4,今、日本では日本国憲法9条(戦争放棄・戦力不保持・交戦権否認の規定)に対して解釈・考え方が分かれている―
 ①国の自衛権はもとより、自衛隊も容認(合憲)、日米同盟(米国の核抑止力)も容認し集団的自衛権の限定的行使・敵基地攻撃能力の保有と積極的海外派兵を容認―安倍政権以来の政府の言う「積極的平和主義」(自衛隊の軍事的積極活用・名ばかり「専守防衛」)―軍事優先主義
防衛産業支援・装備品生産基盤強化法案の可決と武器輸出拡大も(殺傷兵器までも)企図―9条改憲目指す
 ②国の自衛権はもとより、自衛隊も容認(合憲)、日米同盟容認も集団的自衛権行使と敵基地攻撃能力保有は否認(自衛隊は自国防衛のための必要最小限度の実力であって武力反撃は原則として日本の領域内にとどまるもの)―専守防衛論―安倍政権(安保法制転換)の前までの政府見解、立憲民主党・社民党なども―国民の大半支持
 ③国の自衛権は認めるも、自衛隊は違憲―憲法学者の多数派の考え
 ④国の自衛権は認めるも、自衛隊は違憲―但し合法的に認められて現に存在している以上、「我が国への急迫不正の侵害に対して、それを排除するために他に適当な手段がなく、必要最小限の武力行使」としては警察力と同様に活用―共産党の考え
 ⑤国の自衛権は認めるも、自衛隊は違憲―廃止して人道支援部隊兼非軍事国境警備隊(災害救助即応隊と陸上・沿岸・航空警備隊―軽武装で外敵の排除活動に留まるもの)に改編―花岡しげる氏の考え
 ⑥自衛権も否認、自衛隊・日米同盟も否認―旧社会党(石橋委員長の前まで)の非武装中立論

(1)これらのうち①は軍事優先主義で改憲派、それ以外の②以下は平和優先主義(⑥は絶対平和主義)で9条護憲派として共闘できるのでは。

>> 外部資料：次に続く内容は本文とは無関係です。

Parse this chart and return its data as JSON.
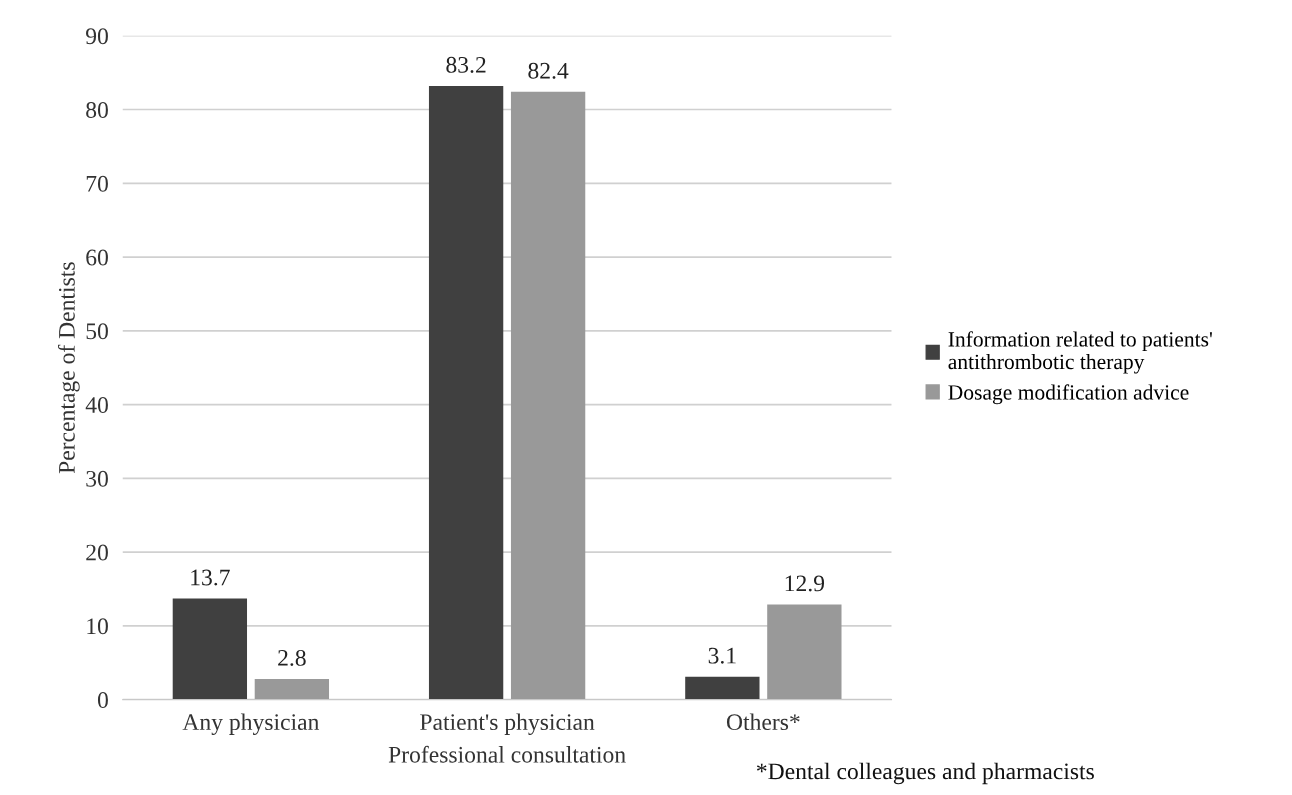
{
  "chart_data": {
    "type": "bar",
    "xlabel": "Professional consultation",
    "ylabel": "Percentage of Dentists",
    "categories": [
      "Any physician",
      "Patient's physician",
      "Others*"
    ],
    "series": [
      {
        "name": "Information related to patients' antithrombotic therapy",
        "color": "#404040",
        "values": [
          13.7,
          83.2,
          3.1
        ]
      },
      {
        "name": "Dosage modification advice",
        "color": "#999999",
        "values": [
          2.8,
          82.4,
          12.9
        ]
      }
    ],
    "ylim": [
      0,
      90
    ],
    "yticks": [
      0,
      10,
      20,
      30,
      40,
      50,
      60,
      70,
      80,
      90
    ],
    "grid": "y",
    "legend": "right",
    "data_labels": true,
    "annotations": [
      "*Dental colleagues and pharmacists"
    ]
  }
}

 政府・与党に対抗する野党共闘・選挙協力・候補者一本化などという場合、「小異を残して大同につく」といえば、この場合「9条護憲」ということが「大同」ということになる。
(2)それにつけても、核兵器禁止条約への日本政府の参加・批准促進運動などに国民が結集するうえで不可欠な運動推進センターに関して、かつて原水禁運動の唯一のセンターとして国民が総結集していたのが原水協(原水爆禁止日本協議会)であった。それが分裂して「原水協」と「原水禁」(原水爆禁止日本国民会議)とに分かれ、運動がバラバラになってしまい、毎年8月ともなれば広島・長崎で開かれている原水爆禁止世界大会も別々に開いている。それを国民が一丸となって結集できるように大会・集会・デモの統一・共同開催などの積極的取り組みが必要なのでは(本会―憲法カフェで前回に問題提起があった)。
 そもそもどうして原水協が分裂してしまったのか、そのいきさつ・経緯は?(Wikipediaによれば次のようなこと)
 1954年 ビキニ環礁でのアメリカの核実験で日本漁船が被爆
 1955年8月 広島で第1回原水爆禁止世界大会開催、原水爆禁止日本協議会(原水協)が発足
 1960年 日米安保反対の方針を巡って自民党系・民社党系が離脱
   61年 ソ連の核実験再開に対して社会党系グループがそれに抗議すべきだと主張、   それに対して共産党系は抗議に反対
   62年(ソ連の再度核実験)社会党系が「いかなる国の核実験」にも反対、それに対して共産党系は「ソ連の核実験はアメリカと違って戦争を防止するためのものであるから」と容認・擁護
   63年 社会党系グループが「いかなる国の・・・にも反対」とともに「部分核実験禁止条約への支持」要求、それに対して共産党系は部分核実験禁止条約では地下核実験を容認することになるから(それに同条約は、中国の核開発・実験を阻止して米英ソ3国だけで核兵器を独占しようとするものだから)反対
     大会は混乱して流会、共産党系は「意見の違いにかかわらず『核廃絶・核戦争阻止・被爆者救援』の3点で統一すべきだ」と主張するも、社会党系グループ
は脱退
 1965年 原水協から脱退して社会党系グループが原水爆禁止日本国民会議(原水禁)を結
 成
  その後共産党と原水協は中ソ両国共産党に批判的になり、両国の核保有容認から核兵器全面禁止へ転換、一方の社会党は反米・親ソ・親中・親北朝鮮の傾向を強めたため原水禁の方は逆に中ソの核保有擁護に転じた。

 原水爆禁止運動は当初は超党派で一つのセンター(原水協)で一つの原水爆禁止世界大会が開催されてきた。それがセンターは「社会党系の原水禁」と「共産党系の原水協」に二分され、世界大会も分かれて開催されることにもなったのだ。
 このように過去、その時点の情勢下で持ち上がった問題を巡って起きた対立・いがみ合いを、情勢がすっかり変わっているのに、いつまでもわだかまりを残してそれを引きずって国民の総結集を妨げる運動センター分立をそのままにしておくのは如何なものか。唯一の被爆国日本で国民が一丸となって結集し、政府に対して核兵器禁止条約への参加・批准要求やアメリカの核抑止力(核の傘)依存政策反対、ロシアのウクライナ侵攻とともに核使用に反対、北朝鮮のミサイル発射・核実験反対、英仏中印パ各国も含めて全ての核保有国のNPT核軍縮の促進、全ての国の核放棄・廃絶を求める運動を最大限盛り上げられるように核禁運動のセンター統一および世界大会等の統一開催に努めなければなるまい。

 共闘の要諦は「小異を残して大同につく」即ち「過去のいさかい・わだかまりを残して護憲平和・核禁条約批准・脱原発の実現の大義につくということ」なのでは。